Учитывая обстоятельства развода, она, конечно, не слишком сожалела о покойном супруге; скорее уж, сказал себе Камиль, первый вопрос, которого следовало от нее ждать, — нет ли известий о пропавшем сыне. Но раз она его не задала, значит, на то есть какая-то причина.
— Дело в том, что его преследовала полиция.
Разумеется, мадам Брюно, памятуя о грубом обращении с ней бывшего супруга, понимала, что это за тип, но такая новость по идее могла бы стать для нее неожиданной. Гангстером-то он уж точно не был. Слова «преследовала полиция» должны вызвать у нее как минимум удивление — но этого не произошло. Она просто в очередной раз быстро, по-птичьи кивнула, но не выразила никаких эмоций.
— Мадам Брюно… — Камиль проявлял максимум терпения именно потому, что следовало действовать быстро, — я и мои коллеги считаем, что исчезновение Паскаля и недавняя смерть его отца связаны между собой. Точнее, мы в этом убеждены. Чем скорее вы ответите на наши вопросы, тем больше у нас будет шансов отыскать вашего сына в ближайшее время.
Для такой тактики можно найти множество смягчающих обстоятельств, но тем не менее — она была нечестной. Поскольку у Камиля не оставалось никаких сомнений в том, что молодой человек мертв. Этот шантаж по поводу розыска сына — просто маневр, довольно аморальный, но Камиль не испытывал угрызений совести, потому что таким путем он надеялся спасти еще живого человека.
— Несколько дней назад ваш бывший супруг похитил женщину. Молодую женщину. Он запер ее в каком-то месте, о котором мы не знаем, и покончил с собой, ничего нам не сказав. На данный момент она все еще там, в этом неизвестном месте. Со дня на день она может умереть, мадам Брюно.
Он произнес это нарочито медленно, чуть ли не по слогам. Розелина Брюно быстро повернула голову направо, потом налево, словно голубь. Видно было, что ее раздирают самые противоречивые чувства. Она колебалась, не зная, какой сделать выбор. «Какое отношение имеет эта история с похищением к пропаже моего сына?» — по идее вот какой вопрос ей следовало бы задать. Если она его не задает, значит, ответ ей известен.

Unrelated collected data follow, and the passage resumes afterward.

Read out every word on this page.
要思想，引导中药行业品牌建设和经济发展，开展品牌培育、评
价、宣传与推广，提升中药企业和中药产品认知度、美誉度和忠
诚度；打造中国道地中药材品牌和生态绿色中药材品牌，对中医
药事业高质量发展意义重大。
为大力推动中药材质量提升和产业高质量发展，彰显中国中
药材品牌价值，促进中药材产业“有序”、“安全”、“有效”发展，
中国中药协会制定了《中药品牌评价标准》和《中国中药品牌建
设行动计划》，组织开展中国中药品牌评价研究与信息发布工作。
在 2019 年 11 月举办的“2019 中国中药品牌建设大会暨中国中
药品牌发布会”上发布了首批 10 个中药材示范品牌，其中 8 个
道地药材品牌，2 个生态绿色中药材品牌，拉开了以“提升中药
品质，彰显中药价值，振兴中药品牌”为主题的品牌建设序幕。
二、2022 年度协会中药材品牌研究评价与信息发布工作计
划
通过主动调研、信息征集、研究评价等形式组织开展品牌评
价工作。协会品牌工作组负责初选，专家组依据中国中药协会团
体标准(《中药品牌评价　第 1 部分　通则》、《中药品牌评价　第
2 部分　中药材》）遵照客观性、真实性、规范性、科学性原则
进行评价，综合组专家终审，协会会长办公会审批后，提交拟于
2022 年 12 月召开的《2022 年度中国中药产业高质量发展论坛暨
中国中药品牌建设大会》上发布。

— Нужно, чтобы вы рассказали мне, что вам известно о… нет-нет-нет, мадам Брюно, подождите! Вы, конечно, собираетесь мне сказать, что вы ничего об этом не знаете — и, уверяю вас, это самый худший вариант ответа из всех возможных! Я вас прошу, подумайте немного. Ваш бывший муж похитил женщину, которая как-то связана с исчезновением вашего сына. Не знаю, как именно — и тем не менее. И эта женщина вот-вот умрет.